The price of the steelmaking raw material has been lifted by strong demand from China’s steel mills – ramping up output to stimulate the economy – and softer-than-expected output from overseas iron ore producers, such as Brazil’s Vale. China is by far the world’s top consumer of iron ore, buying more than 70 per cent of seaborne cargoes.
Hancock Prospecting’s principal activities across the year included the mining and sale of iron ore through the Roy Hill iron ore project, its half share in the Rio Tinto-owned Hope Downs joint venture and its shareholding in Atlas Iron, which runs the Mt Webber mine, according to Hancock’s directors’ report. The group continued to explore and progress the approvals process for the Grassy Mountain metallurgical coal project in Canada’s Alberta.

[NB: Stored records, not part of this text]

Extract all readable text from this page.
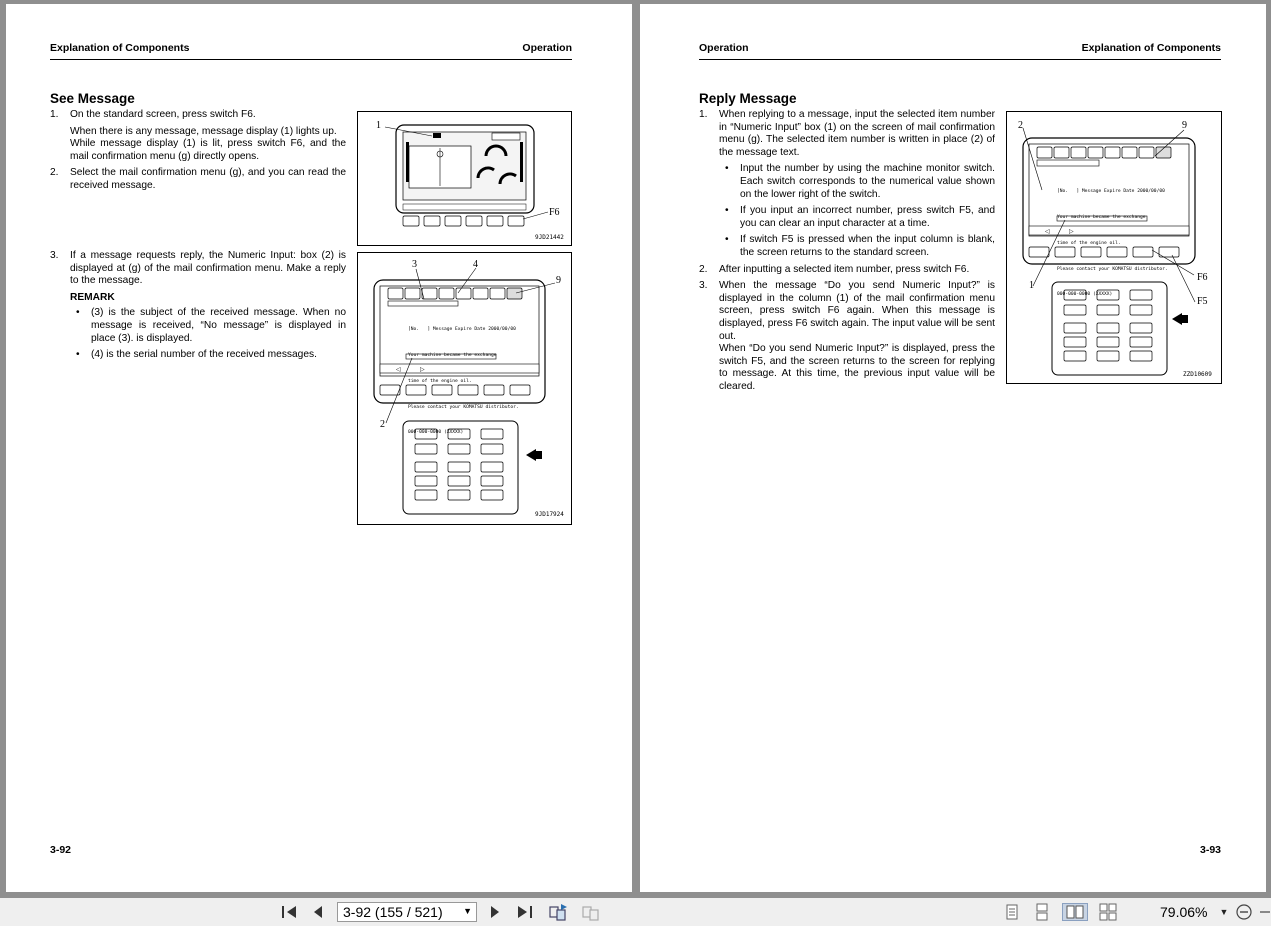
Explanation of Components	Operation
See Message
1. On the standard screen, press switch F6.
When there is any message, message display (1) lights up.
While message display (1) is lit, press switch F6, and the mail confirmation menu (g) directly opens.
2. Select the mail confirmation menu (g), and you can read the received message.
1
F6
9JD21442
3. If a message requests reply, the Numeric Input: box (2) is displayed at (g) of the mail confirmation menu. Make a reply to the message.
REMARK
• (3) is the subject of the received message. When no message is received, “No message” is displayed in place (3). is displayed.
• (4) is the serial number of the received messages.
◁	▷

[No.   ] Message Expire Date 2000/00/00

Your machine became the exchange

time of the engine oil.

Please contact your KOMATSU distributor.

000-000-0000 (XXXXX)

3	4
9
2
9JD17924
3-92
Operation	Explanation of Components
Reply Message
1. When replying to a message, input the selected item number in “Numeric Input” box (1) on the screen of mail confirmation menu (g). The selected item number is written in place (2) of the message text.
• Input the number by using the machine monitor switch. Each switch corresponds to the numerical value shown on the lower right of the switch.
• If you input an incorrect number, press switch F5, and you can clear an input character at a time.
• If switch F5 is pressed when the input column is blank, the screen returns to the standard screen.
2. After inputting a selected item number, press switch F6.
3. When the message “Do you send Numeric Input?” is displayed in the column (1) of the mail confirmation menu screen, press switch F6 again. When this message is displayed, press F6 switch again. The input value will be sent out.
When “Do you send Numeric Input?” is displayed, press the switch F5, and the screen returns to the screen for replying to message. At this time, the previous input value will be cleared.
◁	▷

[No.   ] Message Expire Date 2000/00/00

Your machine became the exchange

time of the engine oil.

Please contact your KOMATSU distributor.

000-000-0000 (XXXXX)

2	9
1
F6
F5
ZZD10609
3-93
3-92 (155 / 521) ▼	79.06% ▼
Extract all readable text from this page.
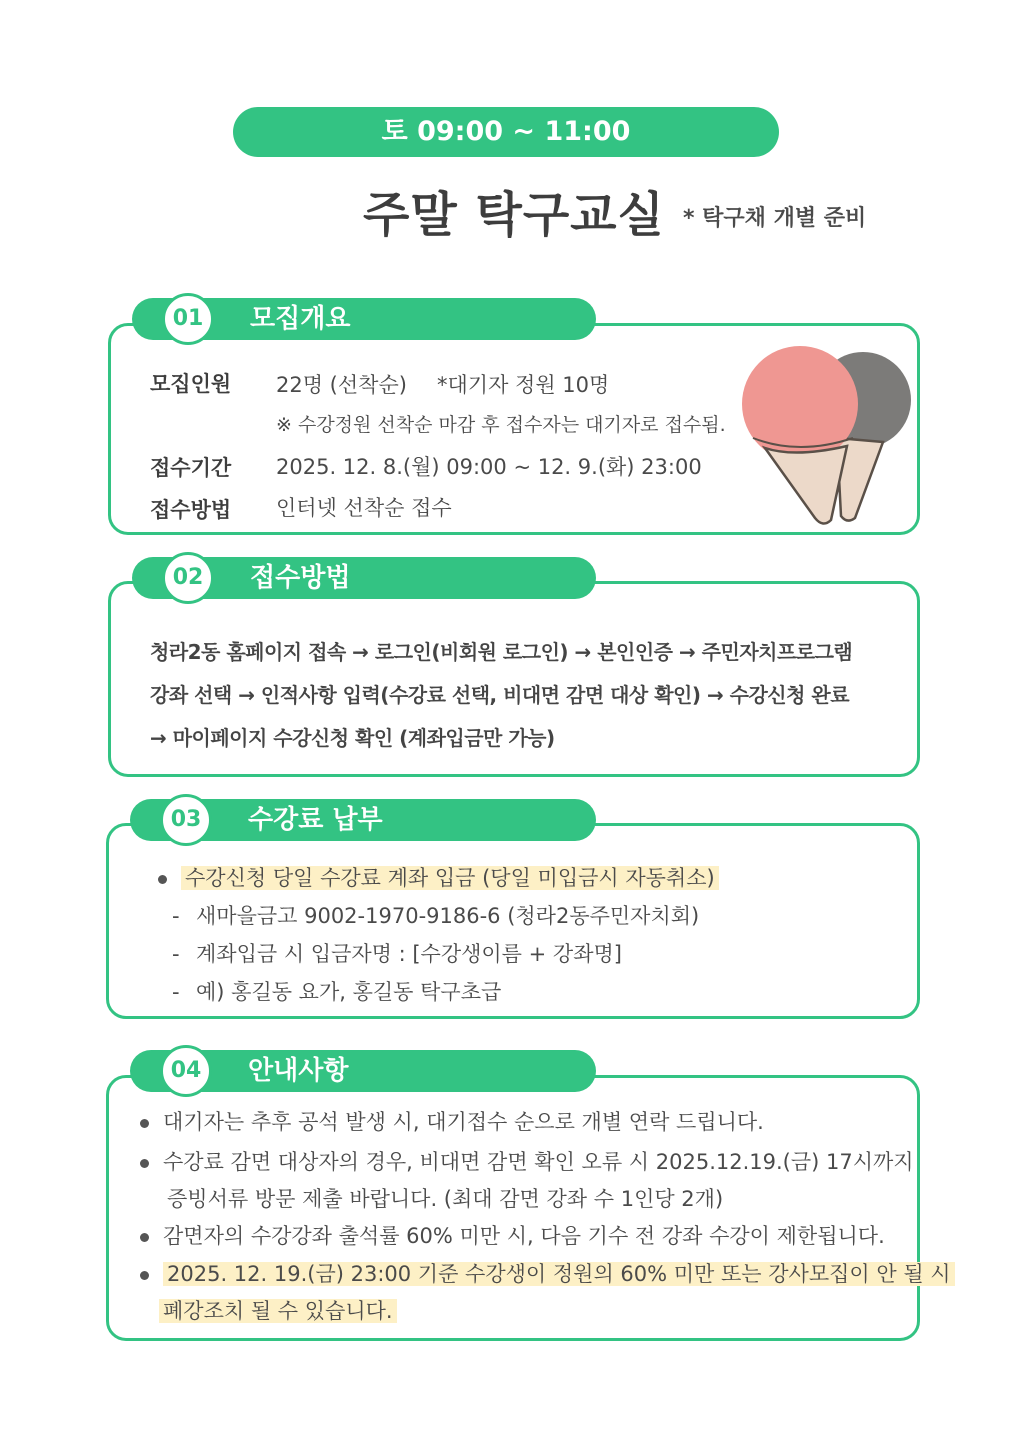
토 09:00 ~ 11:00
주말 탁구교실 * 탁구채 개별 준비
01	모집개요
모집인원 22명 (선착순) *대기자 정원 10명
※ 수강정원 선착순 마감 후 접수자는 대기자로 접수됨.
접수기간 2025. 12. 8.(월) 09:00 ~ 12. 9.(화) 23:00
접수방법 인터넷 선착순 접수
02	접수방법
청라2동 홈페이지 접속 → 로그인(비회원 로그인) → 본인인증 → 주민자치프로그램
강좌 선택 → 인적사항 입력(수강료 선택, 비대면 감면 대상 확인) → 수강신청 완료
→ 마이페이지 수강신청 확인 (계좌입금만 가능)
03	수강료 납부
수강신청 당일 수강료 계좌 입금 (당일 미입금시 자동취소)
- 새마을금고 9002-1970-9186-6 (청라2동주민자치회)
- 계좌입금 시 입금자명 : [수강생이름 + 강좌명]
- 예) 홍길동 요가, 홍길동 탁구초급
04	안내사항
대기자는 추후 공석 발생 시, 대기접수 순으로 개별 연락 드립니다.
수강료 감면 대상자의 경우, 비대면 감면 확인 오류 시 2025.12.19.(금) 17시까지
증빙서류 방문 제출 바랍니다. (최대 감면 강좌 수 1인당 2개)
감면자의 수강강좌 출석률 60% 미만 시, 다음 기수 전 강좌 수강이 제한됩니다.
2025. 12. 19.(금) 23:00 기준 수강생이 정원의 60% 미만 또는 강사모집이 안 될 시
폐강조치 될 수 있습니다.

According to the Financial Review Rich List, Mrs Rinehart’s wealth has more than doubled in the past year to $29 billion. Australia’s second wealthiest person was fellow iron ore mining magnate Andrew “Twiggy” Forrest with $23 billion.
Hancock Prospecting declared a dividend of $710 million, up from $483 million last year.
Elsewhere in Australia’s $290 billion mining industry, exporters of coal and copper this week are facing uncertainty surrounding their ability to sell cargoes to China following reports of Chinese customs authorities implementing a new round of import curbs targeting Australian cargoes. Australia’s wine, barley, beef and coal exports have previously faced restrictions this year amid escalating diplomatic tensions between Canberra and Beijing.
Iron ore, however, has emerged “largely unscathed” from the fallout, Commonwealth Bank mining and energy commodities analyst Vivek Dhar said on Thursday.
“China’s steel sector is too dependent on Australian iron ore for policymakers to force the sector to find another source of supply,” he said. “Diversifying away from Australia in the near term is even more challenged with Brazil, the world’s second-largest supplier of iron ore, operating below potential. Brazil’s supply has still not fully recovered following a fatal dam collapse in January 2019.”